The Trump administration has emphasized that it will not follow the paths of past U.S. governments that offered economic aid to Pyongyang in return for incremental steps to freeze its nuclear program.

"We're hoping this will be bigger, different, faster," Pompeo said, adding that only time will tell how negotiations will proceed. "The American leadership under President Trump has its eyes wide open. It could be that we won't be successful. It's possible; we acknowledge that. We've watched this fail before. But the model that has been employed here is fundamentally different, and we are hopeful that we will get a fundamentally different outcome."

Still, he did not rule out that the U.S. could seek a regime change in Pyongyang.

Trump and Kim are set to meet in Singapore to discuss the dismantlement of North Korea's nuclear weapons program. The North has said it will close its Punggye-ri nuclear test site between May 23 and 25.

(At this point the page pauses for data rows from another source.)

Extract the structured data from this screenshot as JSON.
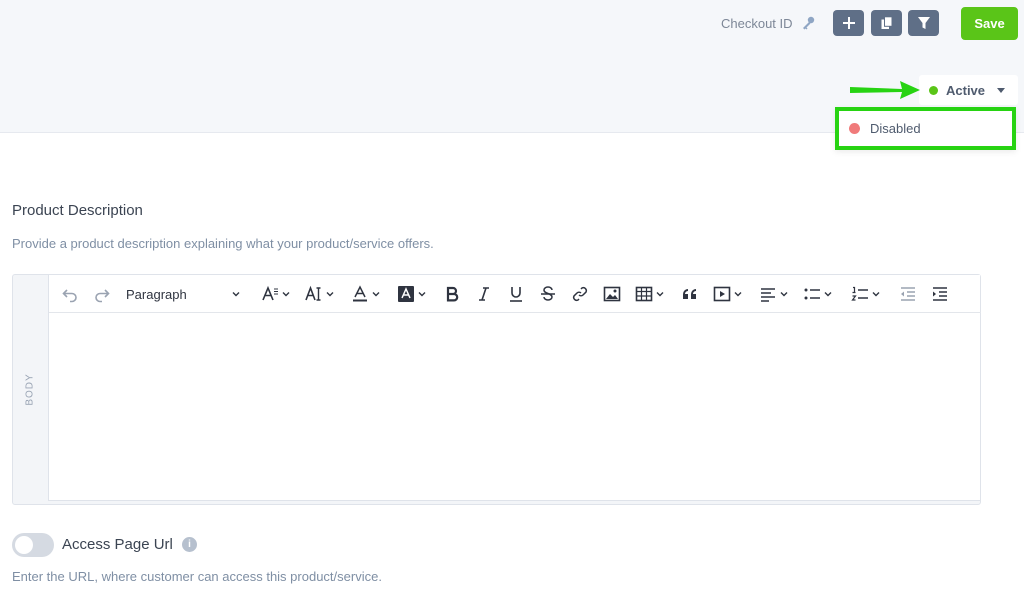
{
  "header": {
    "checkout_id_label": "Checkout ID",
    "save_label": "Save",
    "status": {
      "current": "Active",
      "options": [
        "Disabled"
      ]
    }
  },
  "description": {
    "title": "Product Description",
    "help": "Provide a product description explaining what your product/service offers.",
    "editor": {
      "side_label": "BODY",
      "block_format": "Paragraph",
      "body_text": ""
    }
  },
  "access_url": {
    "label": "Access Page Url",
    "help": "Enter the URL, where customer can access this product/service.",
    "enabled": false
  },
  "colors": {
    "accent": "#5ac518",
    "toolbar_buttons": "#5f6f87",
    "annotation": "#27d312",
    "disabled_dot": "#f07a7a"
  }
}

The U.S. demands an immediate dismantlement of the nuclear program. But Kim has called for a phased and synchronized approach, leading skeptics to believe his real intention is to win sanctions relief and security guarantees.

"We will have to provide security assurances to be sure," Pompeo said on Fox News. "This has been the tradeoff that has been pending for 25 years. No president has ever put America in a position where the North Korean leadership thought that this was truly possible, that the Americans would actually do this, would lead to the place where America was no longer held at risk by the North Korean regime. That's the objective."

Pompeo said he is "convinced" that Kim shares that objective with the American people.

The American diplomat has met twice with the North Korean leader. Their first meeting came in early April when Pompeo was still director of the Central Intelligence Agency.

"The conversations are professional. He knows his brief," Pompeo said of Kim. "He knows what he is trying to achieve for the North Korean people. He's able to deal with complexity when the conversation requires it."

The reclusive leader follows the Western press, he added, and will "probably watch this show at some point."

"He is paying attention to things that the world is saying," said Pompeo.